Le cas a été révélé par le communicateur indépendant Yosmany Mayeta Labrada, qui a signalé que le détenu “souffre d'hépatite et n'a toujours pas été transféré dans un hôpital pour recevoir les soins médicaux nécessaires”. Selon la publication, la famille craint une dégradation de son état de santé en raison de l'absence d'assistance spécialisée et se trouve “désespérée face au manque de réponse des autorités pénitentiaires et sanitaires”. Jusqu'à présent, aucune information officielle publique ne confirme son état clinique ni un éventuel transfert à l'hôpital.
L'hépatite est une maladie qui peut s'aggraver sans traitement adéquat et suivi médical approprié. Dans des environnements fermés comme les centres pénitentiaires, l'application de protocoles sanitaires s'avère essentielle pour éviter les complications et les possibles contagions.
Dizaines de commentaires sur la publication expriment des inquiétudes pour la santé du jeune homme et réclament des soins médicaux immédiats. « S'il vous plaît, c'est un être humain, il n'a tué personne, il est en prison pour des affaires de survie, prenez soin de cet homme », a écrit un utilisateur. Un autre a commenté : « Bien qu'il soit privé de liberté, c'est un être humain et il a tous les droits d'être soigné par des médecins ». Il y a également eu des avertissements fondés sur des expériences passées : « À Boniato, ils n'ont pas sorti mon frère à temps et il était déjà trop tard ».

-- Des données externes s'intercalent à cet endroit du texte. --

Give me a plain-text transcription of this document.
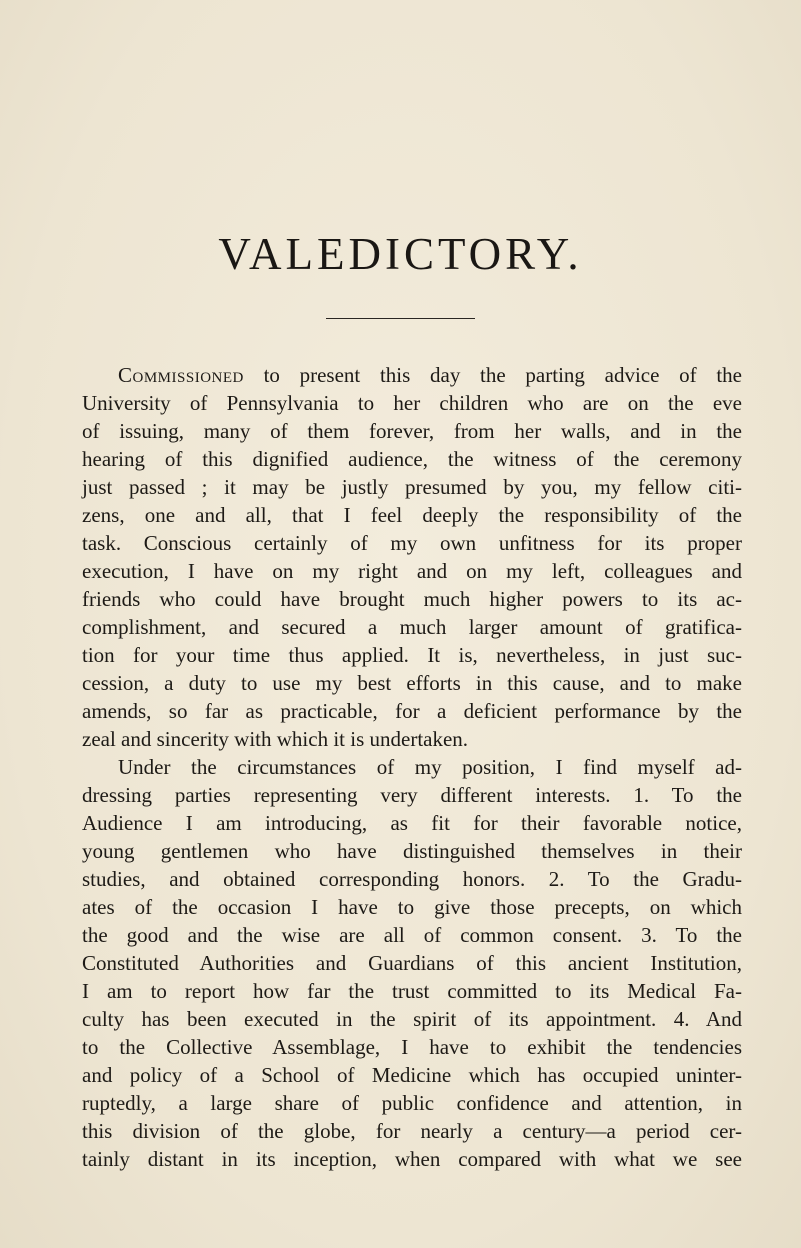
VALEDICTORY.
Commissioned to present this day the parting advice of the
University of Pennsylvania to her children who are on the eve
of issuing, many of them forever, from her walls, and in the
hearing of this dignified audience, the witness of the ceremony
just passed ; it may be justly presumed by you, my fellow citi-
zens, one and all, that I feel deeply the responsibility of the
task. Conscious certainly of my own unfitness for its proper
execution, I have on my right and on my left, colleagues and
friends who could have brought much higher powers to its ac-
complishment, and secured a much larger amount of gratifica-
tion for your time thus applied. It is, nevertheless, in just suc-
cession, a duty to use my best efforts in this cause, and to make
amends, so far as practicable, for a deficient performance by the
zeal and sincerity with which it is undertaken.
Under the circumstances of my position, I find myself ad-
dressing parties representing very different interests. 1. To the
Audience I am introducing, as fit for their favorable notice,
young gentlemen who have distinguished themselves in their
studies, and obtained corresponding honors. 2. To the Gradu-
ates of the occasion I have to give those precepts, on which
the good and the wise are all of common consent. 3. To the
Constituted Authorities and Guardians of this ancient Institution,
I am to report how far the trust committed to its Medical Fa-
culty has been executed in the spirit of its appointment. 4. And
to the Collective Assemblage, I have to exhibit the tendencies
and policy of a School of Medicine which has occupied uninter-
ruptedly, a large share of public confidence and attention, in
this division of the globe, for nearly a century—a period cer-
tainly distant in its inception, when compared with what we see
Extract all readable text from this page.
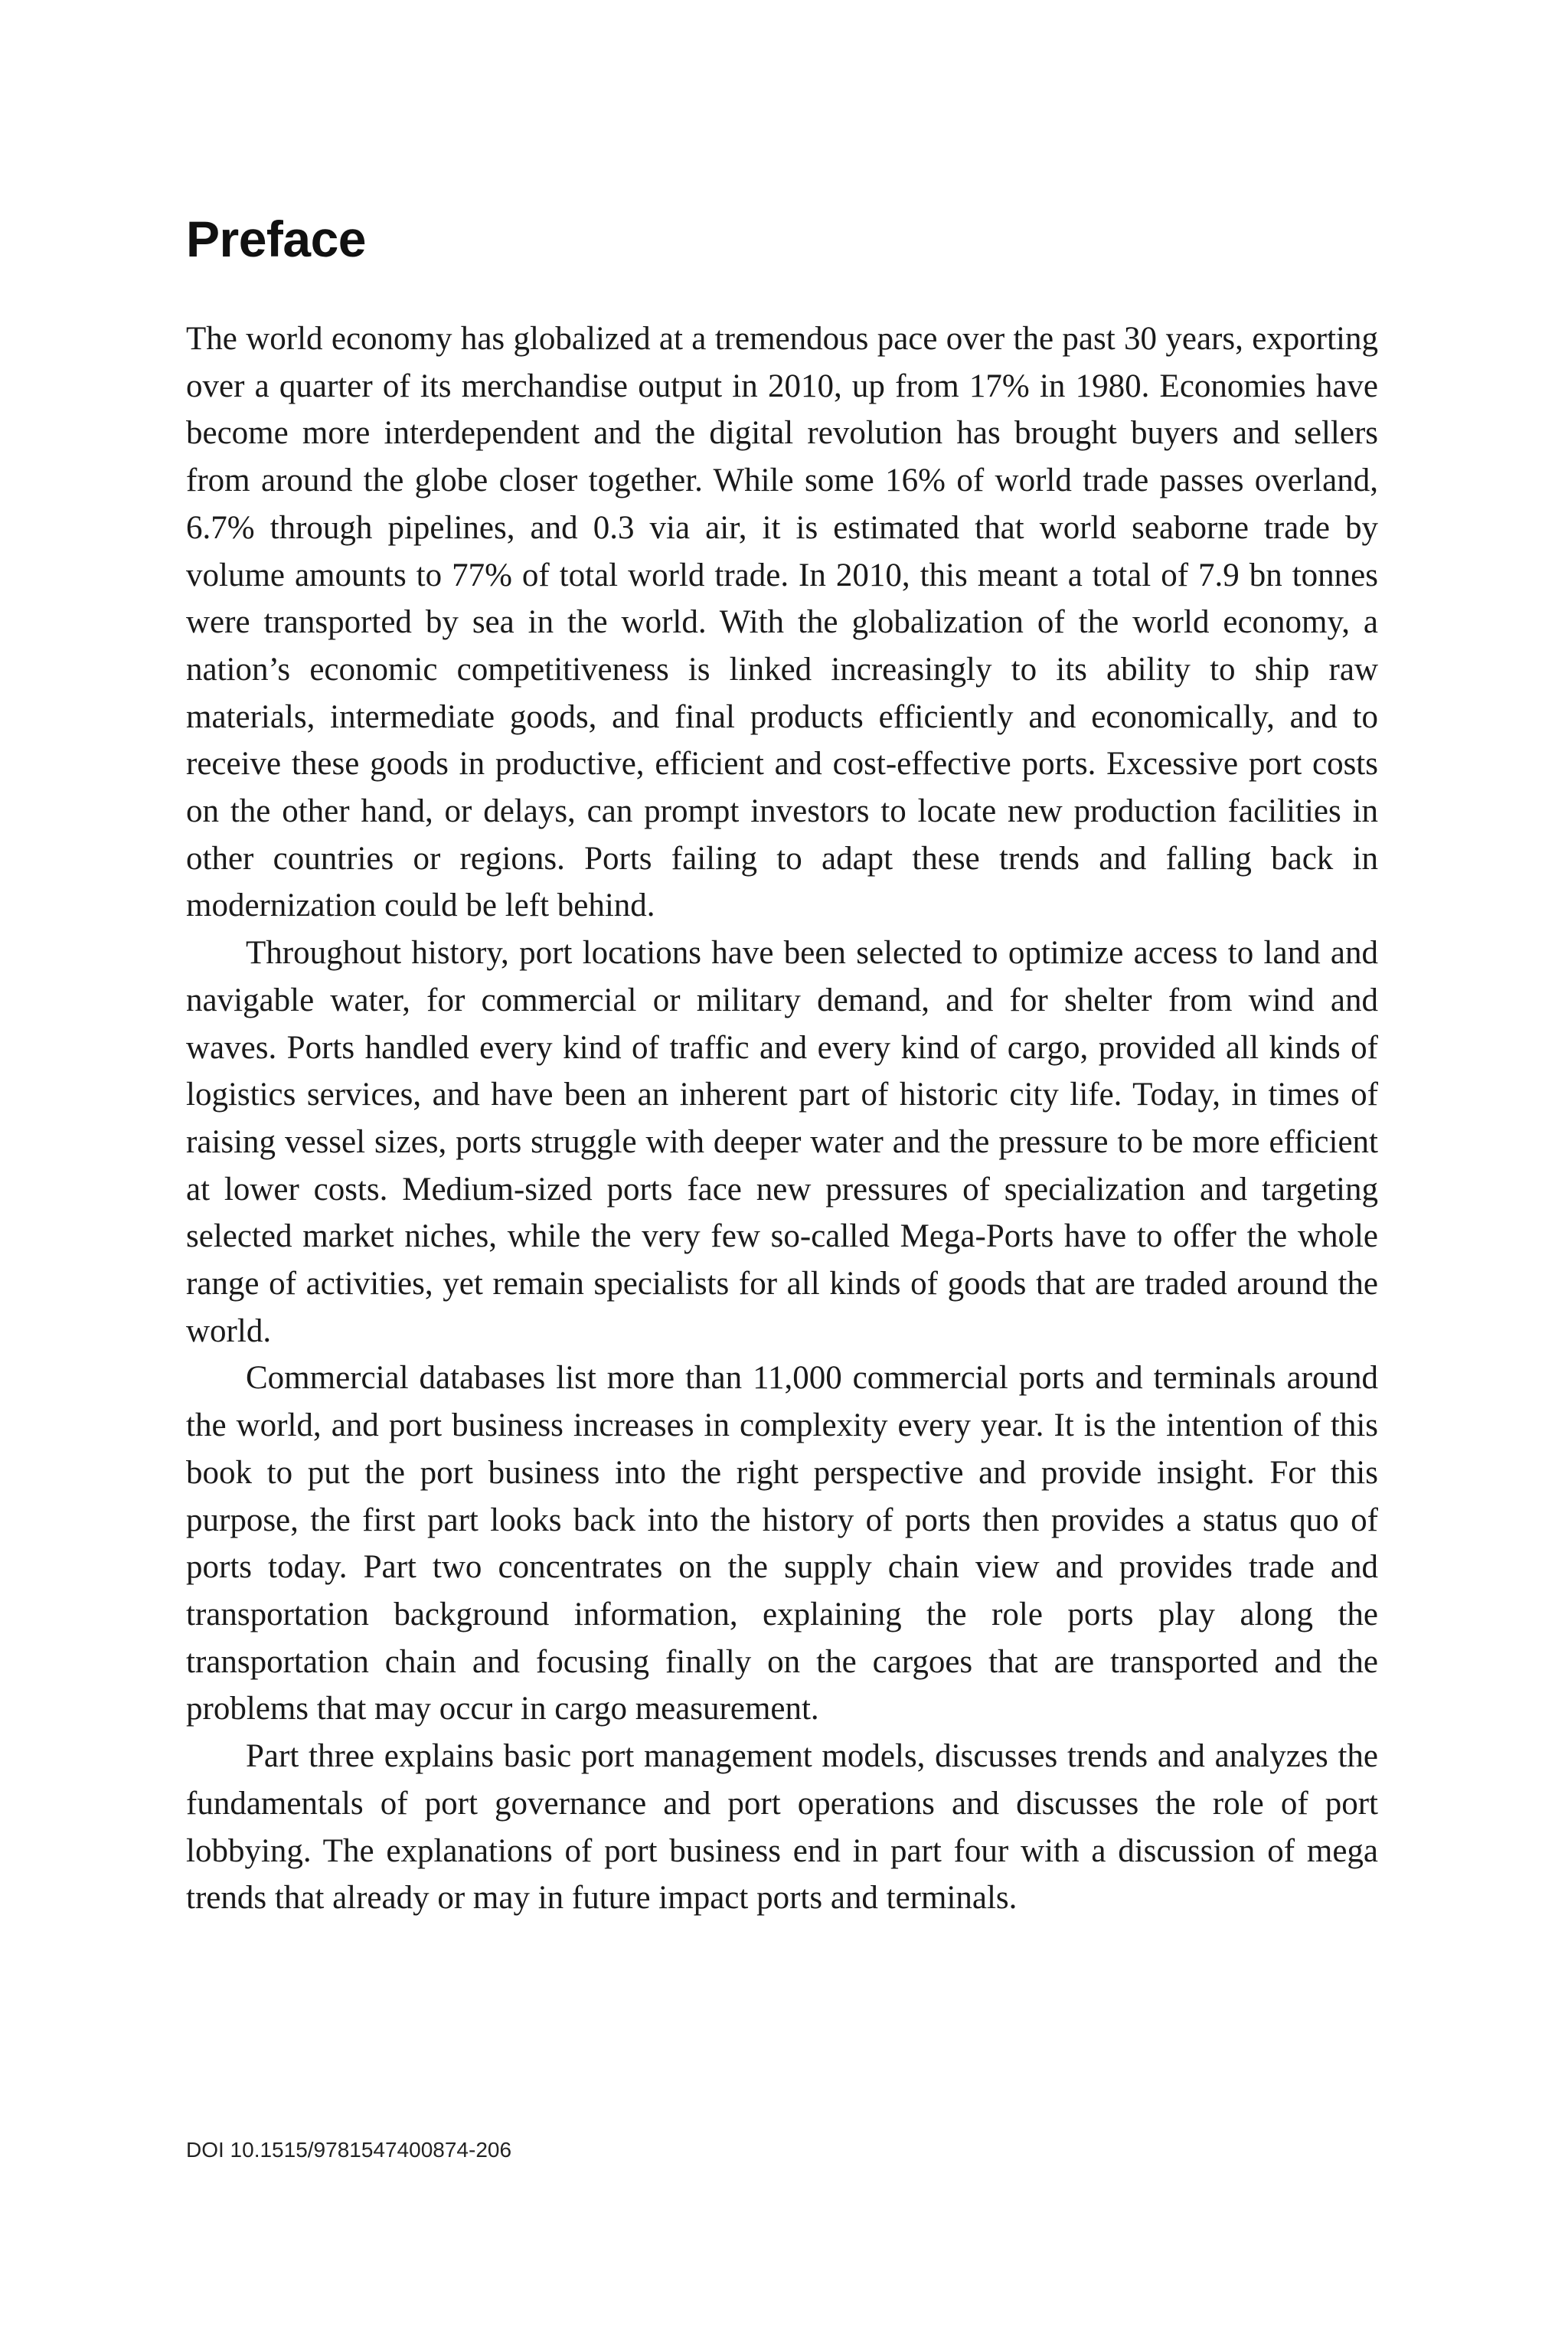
Preface

The world economy has globalized at a tremendous pace over the past 30 years, exporting over a quarter of its merchandise output in 2010, up from 17% in 1980. Economies have become more interdependent and the digital revolution has brought buyers and sellers from around the globe closer together. While some 16% of world trade passes overland, 6.7% through pipelines, and 0.3 via air, it is estimated that world seaborne trade by volume amounts to 77% of total world trade. In 2010, this meant a total of 7.9 bn tonnes were transported by sea in the world. With the globalization of the world economy, a nation’s economic competitiveness is linked increasingly to its ability to ship raw materials, intermediate goods, and final products efficiently and economically, and to receive these goods in productive, efficient and cost-effective ports. Excessive port costs on the other hand, or delays, can prompt investors to locate new production facilities in other countries or regions. Ports failing to adapt these trends and falling back in modernization could be left behind.

Throughout history, port locations have been selected to optimize access to land and navigable water, for commercial or military demand, and for shelter from wind and waves. Ports handled every kind of traffic and every kind of cargo, provided all kinds of logistics services, and have been an inherent part of historic city life. Today, in times of raising vessel sizes, ports struggle with deeper water and the pressure to be more efficient at lower costs. Medium-sized ports face new pressures of specialization and targeting selected market niches, while the very few so-called Mega-Ports have to offer the whole range of activities, yet remain specialists for all kinds of goods that are traded around the world.

Commercial databases list more than 11,000 commercial ports and terminals around the world, and port business increases in complexity every year. It is the intention of this book to put the port business into the right perspective and provide insight. For this purpose, the first part looks back into the history of ports then provides a status quo of ports today. Part two concentrates on the supply chain view and provides trade and transportation background information, explaining the role ports play along the transportation chain and focusing finally on the cargoes that are transported and the problems that may occur in cargo measurement.

Part three explains basic port management models, discusses trends and analyzes the fundamentals of port governance and port operations and discusses the role of port lobbying. The explanations of port business end in part four with a discussion of mega trends that already or may in future impact ports and terminals.

DOI 10.1515/9781547400874-206
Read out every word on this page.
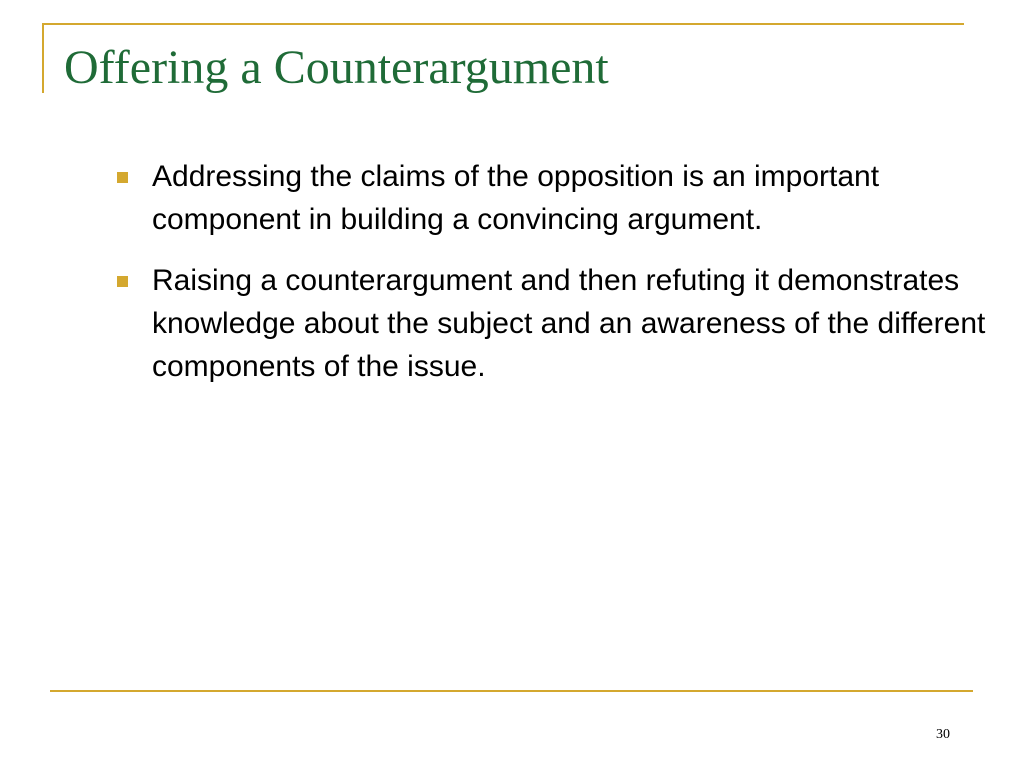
Offering a Counterargument
Addressing the claims of the opposition is an important component in building a convincing argument.
Raising a counterargument and then refuting it demonstrates knowledge about the subject and an awareness of the different components of the issue.
30
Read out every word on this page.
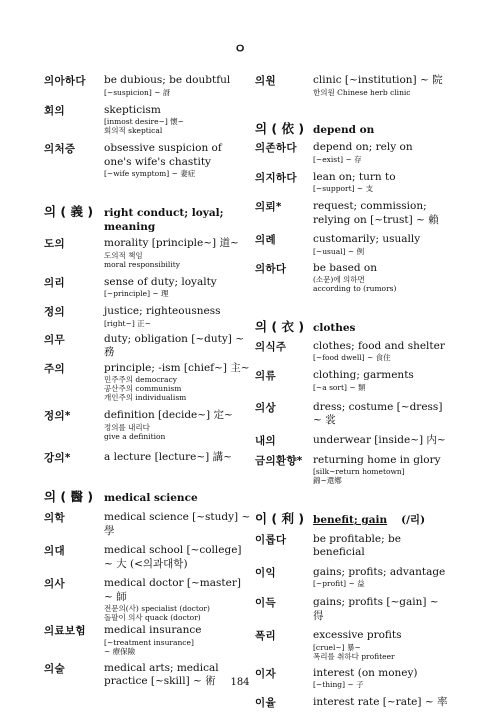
ㅇ
의아하다	be dubious; be doubtful
[~suspicion] ~ 訝
회의	skepticism
[inmost desire~] 懷~
회의적 skeptical
의처증	obsessive suspicion of
one's wife's chastity
[~wife symptom] ~ 妻症
의 ( 義 )	right conduct; loyal;
meaning
도의	morality [principle~] 道~
도의적 책임
moral responsibility
의리	sense of duty; loyalty
[~principle] ~ 理
정의	justice; righteousness
[right~] 正~
의무	duty; obligation [~duty] ~ 務
주의	principle; -ism [chief~] 主~
민주주의 democracy
공산주의 communism
개인주의 individualism
정의*	definition [decide~] 定~
정의를 내리다
give a definition
강의*	a lecture [lecture~] 講~
의 ( 醫 )	medical science
의학	medical science [~study] ~ 學
의대	medical school [~college]
~ 大 (<의과대학)
의사	medical doctor [~master] ~ 師
전문의(사) specialist (doctor)
돌팔이 의사 quack (doctor)
의료보험	medical insurance
[~treatment insurance]
~ 療保險
의술	medical arts; medical
practice [~skill] ~ 術
의원	clinic [~institution] ~ 院
한의원 Chinese herb clinic
의 ( 依 ) depend on
의존하다	depend on; rely on
[~exist] ~ 存
의지하다	lean on; turn to
[~support] ~ 支
의뢰*	request; commission;
relying on [~trust] ~ 賴
의례	customarily; usually
[~usual] ~ 例
의하다	be based on
(소문)에 의하면
according to (rumors)
의 ( 衣 ) clothes
의식주	clothes; food and shelter
[~food dwell] ~ 食住
의류	clothing; garments
[~a sort] ~ 類
의상	dress; costume [~dress] ~ 裳
내의	underwear [inside~] 内~
금의환향* returning home in glory
[silk~return hometown]
錦~還鄕
이 ( 利 ) benefit; gain (/리)
이롭다	be profitable; be beneficial
이익	gains; profits; advantage
[~profit] ~ 益
이득	gains; profits [~gain] ~ 得
폭리	excessive profits
[cruel~] 暴~
폭리를 취하다 profiteer
이자	interest (on money)
[~thing] ~ 子
이율	interest rate [~rate] ~ 率
184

Parmi les réactions, le risque épidémiologique en prison a également été évoqué : « Tous les détenus atteints d'hépatite doivent être isolés et pris en charge car ce sont des êtres humains, et ainsi on évite une épidémie massive », a déclaré un autre internaute. La majorité des messages appelle à un rétablissement rapide du jeune homme et à une intervention urgente des autorités.
Dans les derniers mois, des plaintes ont été signalées concernant le décès de personnes privées de liberté dans différentes prisons du pays, apparemment associés à un manque de soins médicaux et à des conditions de détention. En octobre 2025, il a été déclaré que le détenu Serguey Marrero Faure est décédé à la Prison Provinciale de Guantánamo après avoir présenté « un état de santé qui n'a pas été correctement pris en charge », selon le rapport de l'organisation Cubalex.
Ainsi, en avril 2025, la mort de Maikel Ponte Herrera a été signalée dans la prison de Melena del Sur, après avoir passé plusieurs jours en grève de la faim et de la soif, dans un cas documenté dans ce rapport. Des organisations indépendantes ont averti sur de présumés schémas de négligence médicale, de malnutrition et d'épidémies de maladies dans les centres pénitentiaires du pays.
Jusqu'à présent, les autorités cubaines n'ont pas fourni d'informations publiques sur la situation spécifique de Vladimir Pileta Calderín ni sur les conditions sanitaires dans la prison de Confianza.
La famille et les proches insistent sur la nécessité de garantir une évaluation médicale urgente et un accès à un traitement approprié, tandis que la préoccupation grandit au sein de la communauté pour la santé du jeune homme.